釈尊伝研究会としては第8回目となる定例研究会を12月21日(水)に行いました。平成23年度はこれが最後となります。皆さま、よいお年をお迎えください。
研究会の内容は次のとおりです。
まず釈尊伝研究会が企画した、現在開催中の「お釈迦さまの生涯とゆかりの地」展の現況報告がありました。展示の文章中にあったいくつかの誤植を訂正したこと、「小冊子」ができ上がり希望者に配布していること、ちょうど60分に短縮したDVDを作成したこと、お借りしている釈迦弟子像の作者である文化勲章受章者の中村晋也先生と日本テーラワーダ仏教協会のスマナサーラ長老にも見ていただいたことなどです。

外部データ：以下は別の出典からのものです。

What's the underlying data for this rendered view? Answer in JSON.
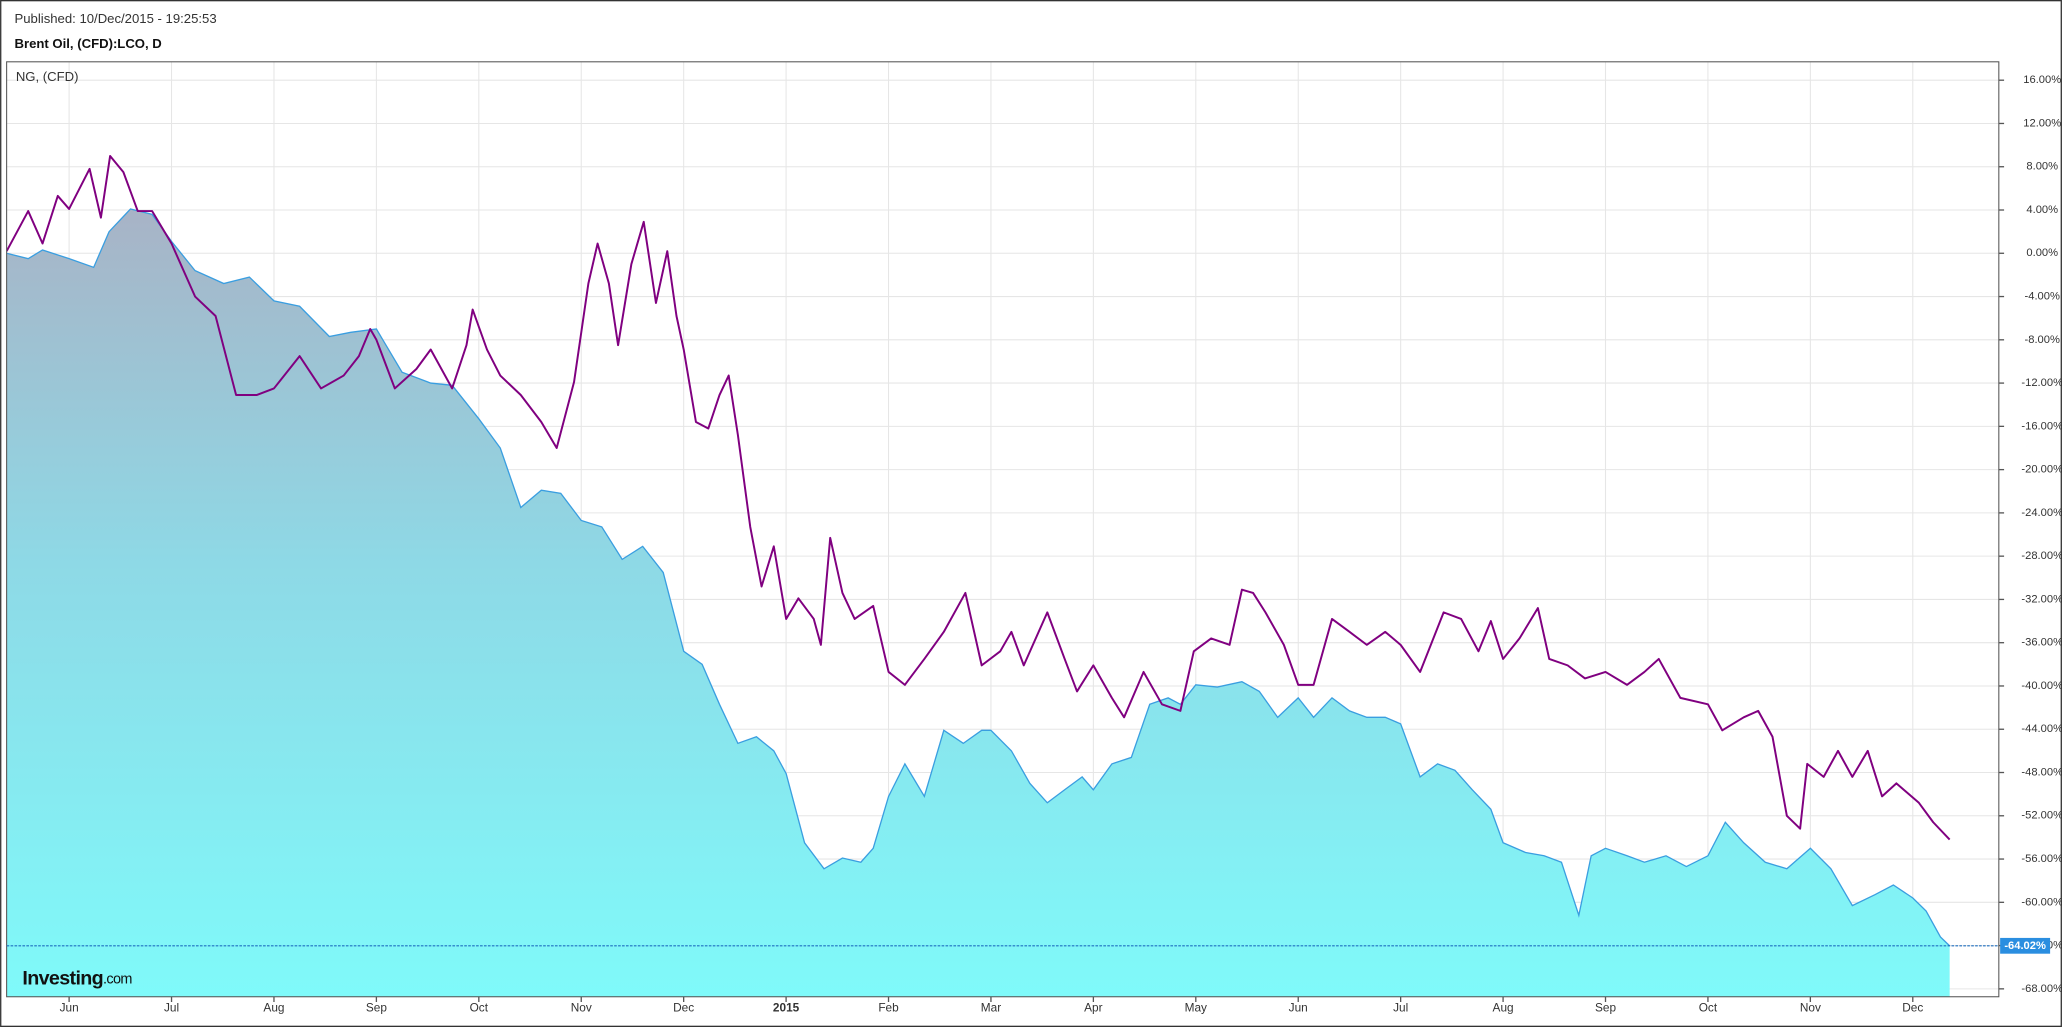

その後、各自が担当している研究テーマの報告を行いました。
岩井昌悟の担当は、本澤が収集した漢訳資料に、パーリ・サンスクリット資料を加えて「ジーヴァカ資料集」を作成することですが、来年の春休みに集中的に作業して、5月か6月ころに発行する予定の「モノグラフ」第17号に収録することになりました。
本澤綱夫の担当は、Mohan Wijayaratna原著、Claude GrangierとSteven Collins英訳の"Buddhist Monastic Life--according to the texts of the Theravāda tradition"(Cambridge University Press, 1991, New York)を日本語訳して、これに漢訳資料を註として付け加えたものを、これも「モノグラフ」の1冊として刊行することです。日本語訳はすでに3分の2ほどが終っていますので、これは来年度中に完成させることを目標とすることにしました。

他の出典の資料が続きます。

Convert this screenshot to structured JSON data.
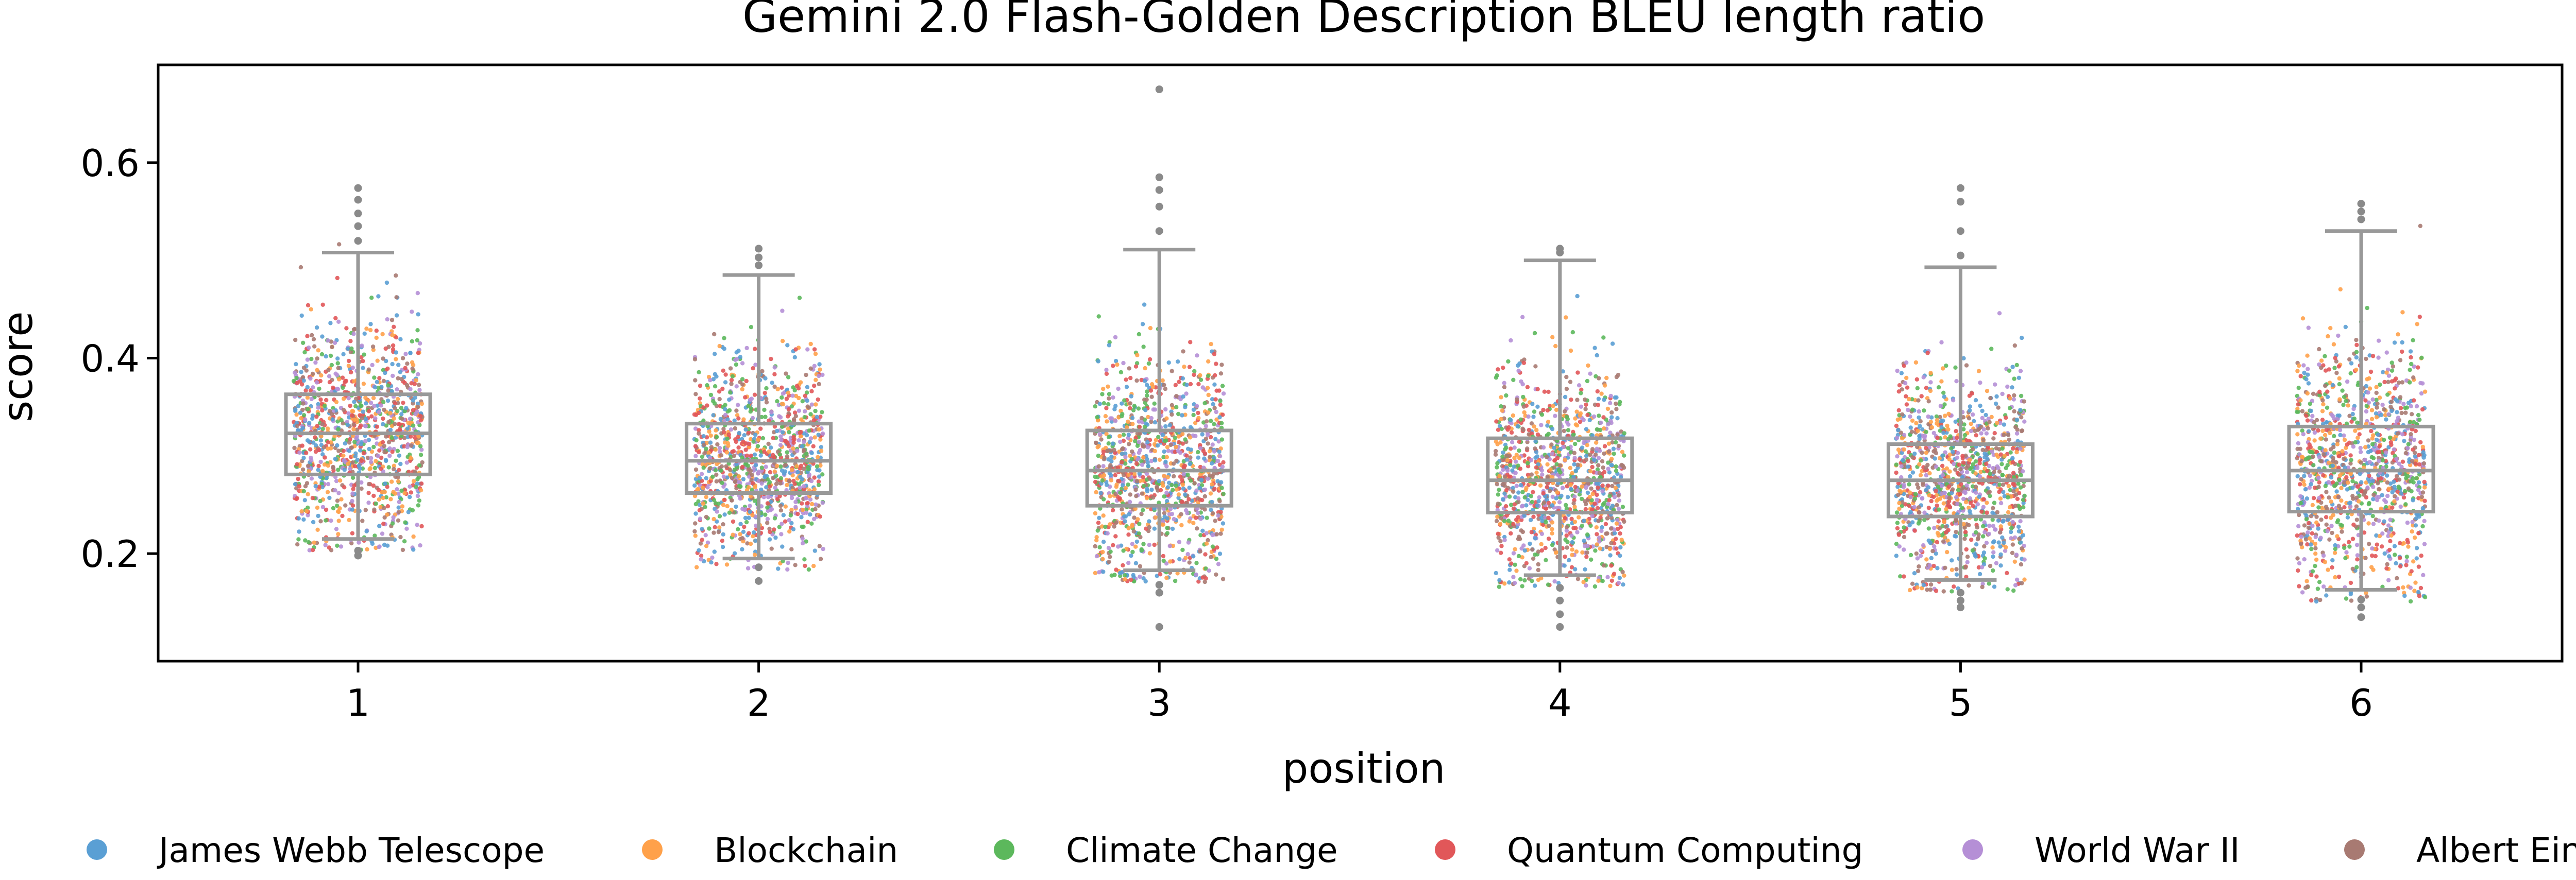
{
  "chart_data": {
    "type": "box-strip",
    "title": "Gemini 2.0 Flash-Golden Description BLEU length ratio",
    "xlabel": "position",
    "ylabel": "score",
    "ylim": [
      0.09,
      0.7
    ],
    "yticks": [
      0.2,
      0.4,
      0.6
    ],
    "ytick_labels": [
      "0.2",
      "0.4",
      "0.6"
    ],
    "categories": [
      "1",
      "2",
      "3",
      "4",
      "5",
      "6"
    ],
    "grid": false,
    "legend_position": "bottom",
    "box_color": "#999999",
    "boxes": [
      {
        "category": "1",
        "whisker_low": 0.215,
        "q1": 0.281,
        "median": 0.323,
        "q3": 0.363,
        "whisker_high": 0.508,
        "outliers": [
          0.52,
          0.535,
          0.548,
          0.562,
          0.574,
          0.203,
          0.198
        ]
      },
      {
        "category": "2",
        "whisker_low": 0.195,
        "q1": 0.262,
        "median": 0.295,
        "q3": 0.333,
        "whisker_high": 0.485,
        "outliers": [
          0.495,
          0.503,
          0.512,
          0.186,
          0.172
        ]
      },
      {
        "category": "3",
        "whisker_low": 0.183,
        "q1": 0.249,
        "median": 0.285,
        "q3": 0.326,
        "whisker_high": 0.511,
        "outliers": [
          0.53,
          0.555,
          0.572,
          0.585,
          0.675,
          0.168,
          0.16,
          0.125
        ]
      },
      {
        "category": "4",
        "whisker_low": 0.178,
        "q1": 0.242,
        "median": 0.275,
        "q3": 0.318,
        "whisker_high": 0.5,
        "outliers": [
          0.508,
          0.512,
          0.165,
          0.152,
          0.138,
          0.125
        ]
      },
      {
        "category": "5",
        "whisker_low": 0.173,
        "q1": 0.238,
        "median": 0.275,
        "q3": 0.312,
        "whisker_high": 0.493,
        "outliers": [
          0.505,
          0.53,
          0.56,
          0.574,
          0.16,
          0.152,
          0.145
        ]
      },
      {
        "category": "6",
        "whisker_low": 0.163,
        "q1": 0.243,
        "median": 0.285,
        "q3": 0.33,
        "whisker_high": 0.53,
        "outliers": [
          0.542,
          0.55,
          0.558,
          0.153,
          0.145,
          0.135
        ]
      }
    ],
    "series": [
      {
        "name": "James Webb Telescope",
        "color": "#5a9fd4"
      },
      {
        "name": "Blockchain",
        "color": "#ffa14a"
      },
      {
        "name": "Climate Change",
        "color": "#5cb85c"
      },
      {
        "name": "Quantum Computing",
        "color": "#e15759"
      },
      {
        "name": "World War II",
        "color": "#b58fd6"
      },
      {
        "name": "Albert Einstein",
        "color": "#a87a72"
      }
    ]
  }
}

金子芳夫の担当は、「原始仏教聖典資料の仏在処・説処一覧」の「補遺・訂正篇」の作成ですが、現時点では、釈尊伝研究会として編集・刊行を準備をしている、『パ・漢対照律蔵規定便覧』の補足作業をしています。「釈尊伝研究データベース」をパソコン上に構築するに際しては遺漏なきを期したつもりでしたが、特に『摩訶僧祇律』と『根本有部律』に落ちがあったことがわかったためです。

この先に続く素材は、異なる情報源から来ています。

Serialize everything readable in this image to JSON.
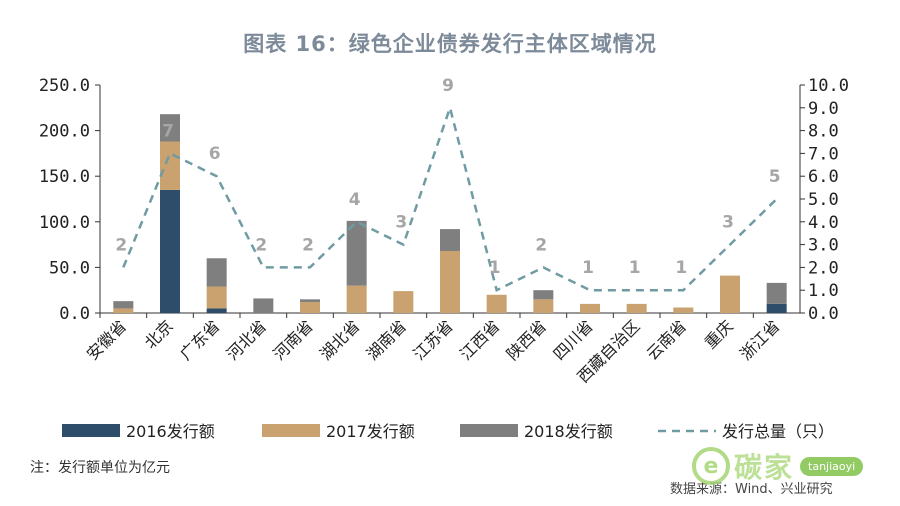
{
  "title": "图表 16：绿色企业债券发行主体区域情况",
  "note": "注：发行额单位为亿元",
  "source": "数据来源：Wind、兴业研究",
  "watermark": {
    "logo_char": "e",
    "brand": "碳家",
    "url": "tanjiaoyi"
  },
  "colors": {
    "s2016": "#2e4d6b",
    "s2017": "#c9a26f",
    "s2018": "#7f7f7f",
    "total": "#6f9ba3"
  },
  "chart_data": {
    "type": "bar",
    "stacked": true,
    "categories": [
      "安徽省",
      "北京",
      "广东省",
      "河北省",
      "河南省",
      "湖北省",
      "湖南省",
      "江苏省",
      "江西省",
      "陕西省",
      "四川省",
      "西藏自治区",
      "云南省",
      "重庆",
      "浙江省"
    ],
    "series": [
      {
        "name": "2016发行额",
        "axis": "left",
        "values": [
          0,
          135,
          5,
          0,
          0,
          0,
          0,
          0,
          0,
          0,
          0,
          0,
          0,
          0,
          10
        ]
      },
      {
        "name": "2017发行额",
        "axis": "left",
        "values": [
          5,
          53,
          24,
          0,
          12,
          30,
          24,
          68,
          20,
          15,
          10,
          10,
          6,
          41,
          0
        ]
      },
      {
        "name": "2018发行额",
        "axis": "left",
        "values": [
          8,
          30,
          31,
          16,
          3,
          71,
          0,
          24,
          0,
          10,
          0,
          0,
          0,
          0,
          23
        ]
      },
      {
        "name": "发行总量（只）",
        "axis": "right",
        "type": "line",
        "dashed": true,
        "values": [
          2,
          7,
          6,
          2,
          2,
          4,
          3,
          9,
          1,
          2,
          1,
          1,
          1,
          3,
          5
        ]
      }
    ],
    "y_left": {
      "min": 0,
      "max": 250,
      "ticks": [
        "0.0",
        "50.0",
        "100.0",
        "150.0",
        "200.0",
        "250.0"
      ]
    },
    "y_right": {
      "min": 0,
      "max": 10,
      "ticks": [
        "0.0",
        "1.0",
        "2.0",
        "3.0",
        "4.0",
        "5.0",
        "6.0",
        "7.0",
        "8.0",
        "9.0",
        "10.0"
      ]
    },
    "legend_position": "bottom"
  }
}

森章司の担当は、前回の「研究ニュース」で報告した「原始仏教聖典にみる釈尊と仏弟子たちの一日」論文の姉妹篇としての「原始仏教聖典にみる釈尊と仏弟子たちの一年」論文を執筆することです。「一日」もそうでしたが、「一年」も筆者の中ではイメージができていて、それに基づいて今までいくつもの論文を書いてきたのですが、論文として公刊して、学界の批判も受けておかなければならないと考えたからです。具体的には現在は、今まで筆者にもよく解っていなかった迦絺那衣についての調査をしています。迦絺那衣は「一年」とは間接的な関係しかないのですが、これについてはパーリ律や漢訳諸律の記述に混乱があり、律によって伝承の相違がありそうなので、それぞれが言うところを整理して、筆者の理解できた範囲のことを報告し、同時にまた疑問点や問題点を提示するという形になりそうです。